Woody Harrelson is terrific in this role, his character has a twisted and dark sense of humor which fits well alongside the backdrop of a zombie apocalypse. Jesse Eisenberg turns in another hum drum performance though, if you saw Adventureland then you’ll recognize both the actor and the character – in that there appears to be no difference between the two. Emma Stone, if nothing else, is nice to look at for 40 plus minutes. As far as I’m concerned she is still an unproven actress, but with the looks alone she’s off to a good start (at least by the Megan Fox standard of acting). Kudos to Abigail Breslin, typically the ‘kid’ character in these kind of movies is both tiresome and irritating, not so in Zombieland. I rather enjoyed the fact that they bounce some jokes off of her based on her age (for example, not knowing who Bill Murray is). Oh, and yes, as you are likely already aware from the atrocious internet spoilers, Bill Murray has a cameo in this movie, and he’s great (really its Bill Murray, how could he not be great).

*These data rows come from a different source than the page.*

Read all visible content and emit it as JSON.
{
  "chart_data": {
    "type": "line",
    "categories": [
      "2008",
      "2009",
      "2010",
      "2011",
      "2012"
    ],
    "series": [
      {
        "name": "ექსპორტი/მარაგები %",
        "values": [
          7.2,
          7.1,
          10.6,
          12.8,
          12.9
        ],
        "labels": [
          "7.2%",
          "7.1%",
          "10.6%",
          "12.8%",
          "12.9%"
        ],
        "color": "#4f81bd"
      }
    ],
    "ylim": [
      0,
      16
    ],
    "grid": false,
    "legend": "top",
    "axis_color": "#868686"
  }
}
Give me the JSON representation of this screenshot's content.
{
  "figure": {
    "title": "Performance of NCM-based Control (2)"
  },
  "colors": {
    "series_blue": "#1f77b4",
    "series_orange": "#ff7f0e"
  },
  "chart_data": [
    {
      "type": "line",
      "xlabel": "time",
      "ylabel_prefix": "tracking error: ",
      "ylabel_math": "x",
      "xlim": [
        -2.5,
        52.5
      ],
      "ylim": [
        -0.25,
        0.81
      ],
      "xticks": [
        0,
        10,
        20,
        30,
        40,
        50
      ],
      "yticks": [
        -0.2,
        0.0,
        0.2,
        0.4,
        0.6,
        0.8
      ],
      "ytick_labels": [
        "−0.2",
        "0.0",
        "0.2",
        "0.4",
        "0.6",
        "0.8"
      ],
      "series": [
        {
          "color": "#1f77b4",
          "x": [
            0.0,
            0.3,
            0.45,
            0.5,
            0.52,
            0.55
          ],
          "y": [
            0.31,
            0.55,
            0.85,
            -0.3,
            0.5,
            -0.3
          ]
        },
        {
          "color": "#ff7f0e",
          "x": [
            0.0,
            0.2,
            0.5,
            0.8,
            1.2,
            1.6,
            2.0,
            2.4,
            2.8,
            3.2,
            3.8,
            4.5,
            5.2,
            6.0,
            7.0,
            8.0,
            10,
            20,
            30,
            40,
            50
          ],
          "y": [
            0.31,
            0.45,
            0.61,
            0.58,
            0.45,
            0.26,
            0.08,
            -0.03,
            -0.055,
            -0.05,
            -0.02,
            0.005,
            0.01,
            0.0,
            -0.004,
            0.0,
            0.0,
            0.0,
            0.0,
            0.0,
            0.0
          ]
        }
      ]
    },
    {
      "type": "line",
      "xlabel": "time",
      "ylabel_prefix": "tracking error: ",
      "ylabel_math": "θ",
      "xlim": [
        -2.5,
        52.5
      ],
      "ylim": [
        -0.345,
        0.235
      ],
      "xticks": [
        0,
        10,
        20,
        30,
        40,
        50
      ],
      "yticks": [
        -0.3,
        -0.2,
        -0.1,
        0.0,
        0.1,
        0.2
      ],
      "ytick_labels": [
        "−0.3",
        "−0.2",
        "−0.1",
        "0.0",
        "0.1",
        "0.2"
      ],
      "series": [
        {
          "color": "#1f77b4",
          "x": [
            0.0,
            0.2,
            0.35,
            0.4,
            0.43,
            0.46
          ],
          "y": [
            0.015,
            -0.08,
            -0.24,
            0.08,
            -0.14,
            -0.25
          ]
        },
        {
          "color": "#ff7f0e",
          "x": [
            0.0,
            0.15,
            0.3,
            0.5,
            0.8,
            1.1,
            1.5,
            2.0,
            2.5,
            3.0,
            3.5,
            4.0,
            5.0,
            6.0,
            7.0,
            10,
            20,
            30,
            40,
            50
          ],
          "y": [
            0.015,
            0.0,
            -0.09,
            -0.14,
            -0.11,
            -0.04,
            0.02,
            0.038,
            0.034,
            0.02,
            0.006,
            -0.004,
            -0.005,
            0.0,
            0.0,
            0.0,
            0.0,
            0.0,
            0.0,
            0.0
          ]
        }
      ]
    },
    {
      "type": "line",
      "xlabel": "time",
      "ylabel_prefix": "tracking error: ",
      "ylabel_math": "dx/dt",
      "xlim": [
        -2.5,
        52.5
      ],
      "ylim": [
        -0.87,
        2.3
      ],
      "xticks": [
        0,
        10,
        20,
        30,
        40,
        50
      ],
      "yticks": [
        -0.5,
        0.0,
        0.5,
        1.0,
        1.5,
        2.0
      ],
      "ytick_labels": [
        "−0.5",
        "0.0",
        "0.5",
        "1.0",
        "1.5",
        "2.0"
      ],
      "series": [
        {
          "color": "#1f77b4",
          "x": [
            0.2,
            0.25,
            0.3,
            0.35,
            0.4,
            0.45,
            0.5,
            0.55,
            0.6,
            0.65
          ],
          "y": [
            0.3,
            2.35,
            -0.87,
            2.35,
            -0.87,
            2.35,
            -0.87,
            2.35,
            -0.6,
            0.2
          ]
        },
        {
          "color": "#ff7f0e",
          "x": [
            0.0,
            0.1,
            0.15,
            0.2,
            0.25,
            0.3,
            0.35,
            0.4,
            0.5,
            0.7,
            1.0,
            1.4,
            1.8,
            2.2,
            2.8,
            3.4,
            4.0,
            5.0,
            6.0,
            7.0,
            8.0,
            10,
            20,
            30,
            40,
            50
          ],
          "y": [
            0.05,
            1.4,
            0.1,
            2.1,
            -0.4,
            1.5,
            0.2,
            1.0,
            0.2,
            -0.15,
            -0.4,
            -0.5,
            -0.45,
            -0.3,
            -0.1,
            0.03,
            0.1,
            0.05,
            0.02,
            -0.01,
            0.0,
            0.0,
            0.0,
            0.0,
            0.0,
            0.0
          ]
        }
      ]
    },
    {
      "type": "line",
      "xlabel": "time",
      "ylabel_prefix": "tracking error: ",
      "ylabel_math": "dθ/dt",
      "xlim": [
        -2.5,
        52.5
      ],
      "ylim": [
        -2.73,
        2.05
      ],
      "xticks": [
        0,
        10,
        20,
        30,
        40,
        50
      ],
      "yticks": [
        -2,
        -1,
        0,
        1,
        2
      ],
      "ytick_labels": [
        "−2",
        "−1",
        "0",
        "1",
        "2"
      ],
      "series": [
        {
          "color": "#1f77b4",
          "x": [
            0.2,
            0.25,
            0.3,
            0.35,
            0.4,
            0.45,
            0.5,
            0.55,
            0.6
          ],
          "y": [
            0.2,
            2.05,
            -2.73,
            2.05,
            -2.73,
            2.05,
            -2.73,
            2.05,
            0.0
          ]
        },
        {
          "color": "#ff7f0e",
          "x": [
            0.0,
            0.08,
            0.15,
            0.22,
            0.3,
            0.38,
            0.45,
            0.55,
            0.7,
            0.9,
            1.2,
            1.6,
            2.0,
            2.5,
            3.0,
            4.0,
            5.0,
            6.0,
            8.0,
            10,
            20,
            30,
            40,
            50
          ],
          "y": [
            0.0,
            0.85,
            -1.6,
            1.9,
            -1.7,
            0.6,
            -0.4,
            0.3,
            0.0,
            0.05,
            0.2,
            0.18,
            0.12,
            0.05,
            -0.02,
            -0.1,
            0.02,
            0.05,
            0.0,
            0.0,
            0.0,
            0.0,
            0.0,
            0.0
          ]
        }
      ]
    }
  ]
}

The director sticks to the typical zombie staples, established in classics like Evil Dead. This is not a criticism of the movie, because genre flicks like this should stick to those accepted norms. The blood splatter, the excessive violence, the hot chick and the reluctant hero. All classics, and all perfectly acceptable attributes of a good zombie flick.
For what it is, I really can’t pick out to many faults with this movie, it makes the wise decision of sticking to the 90 minute mark. Movies like this can’t run for 2 hours, it just doesn’t work. The cast were all good and worked well together. It was certainly a good move paring up the rather bland Eisenberg with the totally over the top Harrelson, it balances out beautifully.
Overall, fun movie, great zombie flick and worth the price of a ticket. Go see it.